La Comisión Europea ha presentado un nuevo paquete de medidas sobre finanzas digitales para ofrecer a los consumidores más posibilidades de elección y oportunidades en materia de servicios financieros y formas de pago modernas. Al mismo tiempo que  garantizan la protección de los consumidores y su estabilidad financiera.

El paquete estimulará la competitividad y la innovación de Europa en el sector financiero. A su vez, será crucial para apoyar su recuperación económica, pues se abrirán nuevas formas de canalizar la financiación hacia las empresas europeas, desempeñando un papel clave en la aplicación del Pacto Verde Europeo y de la Nueva estrategia industrial para Europa.

La Estrategia en materia de datos, tiene como objetivo promover el intercambio de datos y finanzas abiertas y garantizar la igualdad de condiciones entre los proveedores de servicios financieros: misma actividad, mismos riesgos, mismas normas. Con ella, se reducirá la fragmentación del mercado único digital y los consumidores podrán tener acceso a productos financieros transfronterizos.

Otras estrategias a seguir por la Comisión Europea 

Por su parte, con La Estrategia de Pagos Minoristas, los pagos serán seguros, rápidos y fiables, tanto para empresas como ciudadanos.

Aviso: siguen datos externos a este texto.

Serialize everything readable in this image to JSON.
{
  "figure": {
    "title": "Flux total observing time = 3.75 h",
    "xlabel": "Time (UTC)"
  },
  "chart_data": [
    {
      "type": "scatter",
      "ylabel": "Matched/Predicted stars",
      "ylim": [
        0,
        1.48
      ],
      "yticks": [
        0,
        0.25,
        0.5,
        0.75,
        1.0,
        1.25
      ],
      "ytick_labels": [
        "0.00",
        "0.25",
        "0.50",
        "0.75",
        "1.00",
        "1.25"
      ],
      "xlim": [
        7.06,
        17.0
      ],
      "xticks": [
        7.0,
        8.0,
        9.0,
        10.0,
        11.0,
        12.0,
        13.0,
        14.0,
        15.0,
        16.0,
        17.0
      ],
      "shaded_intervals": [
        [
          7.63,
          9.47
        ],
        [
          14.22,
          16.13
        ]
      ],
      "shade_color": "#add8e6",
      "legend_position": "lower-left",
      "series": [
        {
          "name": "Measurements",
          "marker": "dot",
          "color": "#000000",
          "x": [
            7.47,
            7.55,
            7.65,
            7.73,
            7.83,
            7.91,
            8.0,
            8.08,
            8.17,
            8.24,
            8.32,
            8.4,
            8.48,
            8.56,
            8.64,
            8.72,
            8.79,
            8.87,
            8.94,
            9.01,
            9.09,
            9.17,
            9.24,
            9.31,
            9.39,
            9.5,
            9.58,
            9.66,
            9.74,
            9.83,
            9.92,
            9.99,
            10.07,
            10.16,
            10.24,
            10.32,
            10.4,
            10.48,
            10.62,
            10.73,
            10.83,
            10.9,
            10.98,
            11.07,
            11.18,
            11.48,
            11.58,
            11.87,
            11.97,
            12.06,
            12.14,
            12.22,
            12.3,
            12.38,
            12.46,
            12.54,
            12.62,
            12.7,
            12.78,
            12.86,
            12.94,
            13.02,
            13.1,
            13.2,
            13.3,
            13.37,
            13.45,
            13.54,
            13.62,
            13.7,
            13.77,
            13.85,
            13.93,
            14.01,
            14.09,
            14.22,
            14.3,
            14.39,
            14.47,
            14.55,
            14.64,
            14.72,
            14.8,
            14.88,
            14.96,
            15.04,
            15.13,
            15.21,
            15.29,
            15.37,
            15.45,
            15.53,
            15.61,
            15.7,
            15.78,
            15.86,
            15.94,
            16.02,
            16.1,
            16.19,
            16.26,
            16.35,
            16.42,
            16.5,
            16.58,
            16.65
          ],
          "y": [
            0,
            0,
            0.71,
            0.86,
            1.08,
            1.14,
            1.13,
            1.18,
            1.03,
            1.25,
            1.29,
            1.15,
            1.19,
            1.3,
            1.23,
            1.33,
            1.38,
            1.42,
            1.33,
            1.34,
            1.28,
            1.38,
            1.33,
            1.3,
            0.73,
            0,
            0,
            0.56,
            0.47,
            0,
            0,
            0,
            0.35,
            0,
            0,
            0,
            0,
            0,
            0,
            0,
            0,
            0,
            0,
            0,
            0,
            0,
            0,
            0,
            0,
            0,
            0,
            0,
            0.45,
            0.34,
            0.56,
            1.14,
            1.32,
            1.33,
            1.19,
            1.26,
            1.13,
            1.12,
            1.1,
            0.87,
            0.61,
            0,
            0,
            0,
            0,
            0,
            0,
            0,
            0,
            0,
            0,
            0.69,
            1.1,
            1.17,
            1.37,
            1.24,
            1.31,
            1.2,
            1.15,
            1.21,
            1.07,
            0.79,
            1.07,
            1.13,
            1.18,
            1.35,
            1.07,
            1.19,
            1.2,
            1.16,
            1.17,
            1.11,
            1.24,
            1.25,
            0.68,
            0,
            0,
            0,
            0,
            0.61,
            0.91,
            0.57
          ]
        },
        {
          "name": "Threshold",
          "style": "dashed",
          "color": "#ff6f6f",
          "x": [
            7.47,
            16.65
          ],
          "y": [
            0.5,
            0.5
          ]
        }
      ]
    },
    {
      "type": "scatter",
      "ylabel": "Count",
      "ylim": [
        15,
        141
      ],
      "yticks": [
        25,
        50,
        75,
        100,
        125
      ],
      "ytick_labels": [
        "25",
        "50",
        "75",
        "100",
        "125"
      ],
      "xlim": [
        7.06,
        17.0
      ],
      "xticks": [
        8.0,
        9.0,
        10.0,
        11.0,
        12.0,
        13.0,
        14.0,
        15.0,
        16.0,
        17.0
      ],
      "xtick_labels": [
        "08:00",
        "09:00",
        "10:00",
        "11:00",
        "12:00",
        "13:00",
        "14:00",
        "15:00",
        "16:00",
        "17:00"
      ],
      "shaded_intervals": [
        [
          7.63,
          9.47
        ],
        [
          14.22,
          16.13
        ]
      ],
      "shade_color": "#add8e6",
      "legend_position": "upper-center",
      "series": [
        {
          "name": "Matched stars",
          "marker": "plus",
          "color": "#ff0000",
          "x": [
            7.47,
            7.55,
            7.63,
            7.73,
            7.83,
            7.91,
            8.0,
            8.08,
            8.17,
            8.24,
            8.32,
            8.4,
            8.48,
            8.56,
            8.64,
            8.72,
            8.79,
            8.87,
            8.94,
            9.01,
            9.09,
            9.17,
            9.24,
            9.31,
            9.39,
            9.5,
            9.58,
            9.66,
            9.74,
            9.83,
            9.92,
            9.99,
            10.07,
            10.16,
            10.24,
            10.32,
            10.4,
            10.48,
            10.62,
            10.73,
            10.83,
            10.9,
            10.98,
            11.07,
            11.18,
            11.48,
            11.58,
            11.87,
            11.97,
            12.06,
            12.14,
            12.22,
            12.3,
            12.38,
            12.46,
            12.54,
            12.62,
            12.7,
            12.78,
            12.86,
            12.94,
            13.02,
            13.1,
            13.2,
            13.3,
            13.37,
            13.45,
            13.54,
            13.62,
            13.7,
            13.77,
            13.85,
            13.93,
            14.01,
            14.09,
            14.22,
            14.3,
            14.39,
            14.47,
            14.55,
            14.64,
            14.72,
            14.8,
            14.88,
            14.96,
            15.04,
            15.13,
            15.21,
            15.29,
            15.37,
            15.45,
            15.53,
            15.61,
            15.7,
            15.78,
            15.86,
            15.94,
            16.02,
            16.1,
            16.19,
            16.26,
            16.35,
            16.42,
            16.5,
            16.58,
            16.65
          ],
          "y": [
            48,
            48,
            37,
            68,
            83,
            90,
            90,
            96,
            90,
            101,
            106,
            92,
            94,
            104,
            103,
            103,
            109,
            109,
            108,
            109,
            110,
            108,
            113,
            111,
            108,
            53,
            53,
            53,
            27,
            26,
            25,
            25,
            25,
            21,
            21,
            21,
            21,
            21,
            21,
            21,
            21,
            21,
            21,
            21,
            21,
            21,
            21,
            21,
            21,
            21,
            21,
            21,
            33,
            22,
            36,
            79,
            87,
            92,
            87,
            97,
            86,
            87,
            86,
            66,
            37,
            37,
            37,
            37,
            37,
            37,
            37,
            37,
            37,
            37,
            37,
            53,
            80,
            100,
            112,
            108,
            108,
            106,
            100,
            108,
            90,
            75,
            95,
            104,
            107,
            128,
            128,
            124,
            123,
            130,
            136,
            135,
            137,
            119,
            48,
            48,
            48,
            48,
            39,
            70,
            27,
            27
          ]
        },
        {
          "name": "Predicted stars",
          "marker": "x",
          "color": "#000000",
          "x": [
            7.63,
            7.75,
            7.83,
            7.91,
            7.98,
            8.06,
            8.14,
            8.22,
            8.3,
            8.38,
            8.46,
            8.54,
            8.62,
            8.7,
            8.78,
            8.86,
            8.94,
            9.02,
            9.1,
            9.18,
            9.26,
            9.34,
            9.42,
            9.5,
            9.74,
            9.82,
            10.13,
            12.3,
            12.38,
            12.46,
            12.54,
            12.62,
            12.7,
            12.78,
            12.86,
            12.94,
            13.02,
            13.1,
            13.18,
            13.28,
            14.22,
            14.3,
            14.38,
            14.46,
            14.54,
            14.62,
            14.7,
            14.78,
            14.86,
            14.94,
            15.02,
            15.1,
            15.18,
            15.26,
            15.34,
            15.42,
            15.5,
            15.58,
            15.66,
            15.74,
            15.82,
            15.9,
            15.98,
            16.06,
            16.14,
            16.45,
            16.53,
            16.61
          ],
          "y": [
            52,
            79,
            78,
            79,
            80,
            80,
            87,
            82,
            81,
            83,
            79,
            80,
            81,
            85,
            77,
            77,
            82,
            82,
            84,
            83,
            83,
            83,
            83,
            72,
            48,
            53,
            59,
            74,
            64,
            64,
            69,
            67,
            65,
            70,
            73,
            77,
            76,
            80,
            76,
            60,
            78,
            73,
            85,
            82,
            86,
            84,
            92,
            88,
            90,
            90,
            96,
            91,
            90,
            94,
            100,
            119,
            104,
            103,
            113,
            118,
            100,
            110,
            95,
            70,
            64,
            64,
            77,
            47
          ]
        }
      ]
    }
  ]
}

Lo que facilitará a los consumidores el pago en las tiendas y hará que las transacciones de comercios electrónicos sean seguras y prácticas.

La Comisión Europea presenta un paquete de medidas sobre finanzas digitales para ofrecer a los consumidores más posibilidades de elección y oportunidades en materia de servicios financieros

La propuesta en Materia de Criptoactivos, impulsará la innovación, preservando la estabilidad financiera y protegiendo a los inversores de los riesgos. De este modo, se aportará claridad y seguridad jurídica a los emisores y proveedores de criptoactivos.

Por último, con la propuesta sobre Resiliencia Operativa Digital, se garantizará que todos los participantes en el sistema financiero cuenten con las salvaguardas necesarias para paliar ciberataques y otros riesgos. La legislación exigirá también a todas las empresas que se aseguren de que pueden resistir a cualquier tipo de perturbaciones relacionadas con las TIC.